Friday, March 24, 2006

Ballard - March 10/06

Sexual Deviance, Car Crashes, and Ronald Reagan

The wide and wonderful world of J.G. Ballard

Torquil Campbell, lead singer of Canadian indie heartthrobs ‘Stars’, once said in an Exclaim magazine interview that, “if there are no negative reactions to your art, you’re making something that isn’t all that interesting.”

Art snobs, dear readers, eat up this philosophy like it is caviar of the finest grain.

We love to be associated with the obscene, the provocative. This is why we allow portraits of the Virgin Mary to be smeared with cow feces and placed in our galleries. It may also explain why experimental noise bands like Wolf Eyes, who sing about “urine burn,” gain a devoted following. Art snobs are inherently drawn to that which repulses every one else. It is part of our “superior sensitivity,” our much larger brains, and our never-ending need to be distinct from the unwashed masses.

Take for example David Cronenberg’s 1996 film Crash. This is not the enlightening, Oscar-winning film about the problem of racism in modern society, no, this is a movie about people who get sexual pleasure from car accidents. The film, which follows a psychologically-disturbed group of people on their quest to merge sexuality with machinery, was condemned as “sick and evil” by critics, banned from theatres in Britain and crippled by an NC-17 rating in the United States. But the Cannes festival, that French utopia of uppity film snobs, commended Crash for its ‘daring audacity and originality’. Indeed, a particularly cultivated friend told me recently that to “not appreciate Cronenberg’s Crash was to forsake your claim to the title of ‘art snob’.”

If it is necessary for the art snob to associate with the perverse and the provocative, it seems likely that the work of British writer J.G. Ballard should find a home on our burdened bookshelves. One of the most important writers to address the mechanization and dehumanization of society in the modern era, Ballard was in fact the author of the novel that inspired Cronenberg’s film. He also wrote Empire of the Sun, which was turned into a blockbuster movie by box-office whore Steven Spielberg, and thus will be ignored.
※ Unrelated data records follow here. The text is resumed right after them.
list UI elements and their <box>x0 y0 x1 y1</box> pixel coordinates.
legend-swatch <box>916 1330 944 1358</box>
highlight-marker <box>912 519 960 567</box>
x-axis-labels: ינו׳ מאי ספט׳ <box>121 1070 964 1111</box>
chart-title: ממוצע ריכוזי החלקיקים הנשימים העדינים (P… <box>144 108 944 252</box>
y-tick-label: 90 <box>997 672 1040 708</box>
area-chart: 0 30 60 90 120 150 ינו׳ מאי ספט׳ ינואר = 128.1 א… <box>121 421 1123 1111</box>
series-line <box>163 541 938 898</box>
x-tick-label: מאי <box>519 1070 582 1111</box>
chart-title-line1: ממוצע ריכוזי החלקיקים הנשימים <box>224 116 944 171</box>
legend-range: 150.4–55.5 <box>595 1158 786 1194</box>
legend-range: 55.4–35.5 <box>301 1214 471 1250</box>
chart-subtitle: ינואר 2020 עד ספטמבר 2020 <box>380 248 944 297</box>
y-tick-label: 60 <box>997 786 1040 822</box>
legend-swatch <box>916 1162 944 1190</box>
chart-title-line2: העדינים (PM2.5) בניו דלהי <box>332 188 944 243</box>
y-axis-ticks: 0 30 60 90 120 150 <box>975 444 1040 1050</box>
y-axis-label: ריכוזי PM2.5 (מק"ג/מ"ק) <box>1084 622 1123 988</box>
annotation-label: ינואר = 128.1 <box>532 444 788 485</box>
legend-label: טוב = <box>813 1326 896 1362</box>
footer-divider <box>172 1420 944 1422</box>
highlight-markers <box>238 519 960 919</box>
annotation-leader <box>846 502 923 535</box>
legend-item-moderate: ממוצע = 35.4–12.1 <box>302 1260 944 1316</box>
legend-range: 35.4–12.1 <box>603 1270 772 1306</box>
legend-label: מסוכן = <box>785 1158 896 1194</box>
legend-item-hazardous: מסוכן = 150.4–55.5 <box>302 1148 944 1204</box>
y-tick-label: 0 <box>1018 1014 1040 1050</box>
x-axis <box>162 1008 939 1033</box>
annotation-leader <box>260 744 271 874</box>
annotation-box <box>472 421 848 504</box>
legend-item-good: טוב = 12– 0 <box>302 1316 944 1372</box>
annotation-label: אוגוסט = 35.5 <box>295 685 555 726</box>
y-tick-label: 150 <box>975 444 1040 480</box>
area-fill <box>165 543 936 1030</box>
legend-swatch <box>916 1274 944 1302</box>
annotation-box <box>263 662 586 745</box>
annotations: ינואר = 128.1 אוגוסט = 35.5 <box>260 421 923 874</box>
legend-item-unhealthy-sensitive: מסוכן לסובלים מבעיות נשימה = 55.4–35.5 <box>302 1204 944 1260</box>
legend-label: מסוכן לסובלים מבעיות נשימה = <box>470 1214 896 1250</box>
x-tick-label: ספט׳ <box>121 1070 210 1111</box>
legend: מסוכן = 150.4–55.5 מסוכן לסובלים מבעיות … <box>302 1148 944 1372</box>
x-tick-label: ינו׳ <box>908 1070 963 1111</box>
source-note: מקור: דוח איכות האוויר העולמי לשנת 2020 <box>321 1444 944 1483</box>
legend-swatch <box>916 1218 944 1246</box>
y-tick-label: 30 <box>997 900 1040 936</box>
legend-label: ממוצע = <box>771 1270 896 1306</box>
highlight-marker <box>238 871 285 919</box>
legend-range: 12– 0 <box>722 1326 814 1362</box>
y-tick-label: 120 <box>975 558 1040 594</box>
Ballard’s Crash is a portrait of technological dystopia, filled to the brim with nihilism, sado-masochism, and a plethora of disturbing imagery: “The lungs of elderly men punctured by door-handles; the chests of young women impaled on steering-columns; the cheek of handsome youths torn on the chromium latches of quarter-lights.” One publisher, after reading the novel, proclaimed that Ballard “is beyond psychiatric help.” The English writer’s other work does not deny the publisher’s diagnosis. 1969’s Atrocity Exhibition, a fragmented critique of media culture containing chapters with titles such as “Why I want to F*** Ronald Reagan” and “Plan for the Assassination of Jackie Kennedy”, so offended bookseller Nelson Doubleday that he demanded the entire press run be shredded. Vermillion Sands, a brilliantly written short-story collection about a desert resort inhabited by eccentric and insane celebrities, was so erotic in its portrayal of technology’s grotesque manifestations that it disappeared off bookshelves into obscurity. Each of Ballard’s novels becomes a struggle against nausea, at least for the average person.

The true art snob is immune to Ballard’s graphic perversity. So smart, so cultured, so enlightened, there is nothing we haven’t seen before. The hardest of the hardcore, art snobs are able to look past the blood and genitals practically unfazed, to see the message underneath. We, like J.G. Ballard, subscribe to the idea that the best way to enlighten people is to upset them. Art snobs can thus appreciate the image of a man making love to a wound his wife earned in a car accident, because we see it for what it really is, a commentary on the effect of modern technology and disaster media on the human psyche. I mean, isn’t it obvious?

Fellow British writer Martin Amis described Ballard as “quite unlike anyone else; indeed, he seems to address a different - a disused - part of the reader's brain." For providing this intellectual challenge, art snobs can latch on to Ballard and love him forever. He is a perfect testament to the ideal that the best art is the type that repulses its beholder, and by separating the intellectually enlightened from the weak-stomached majority, Ballard has given art snobs the greatest gift they could ever ask for: something to hold over everyone else.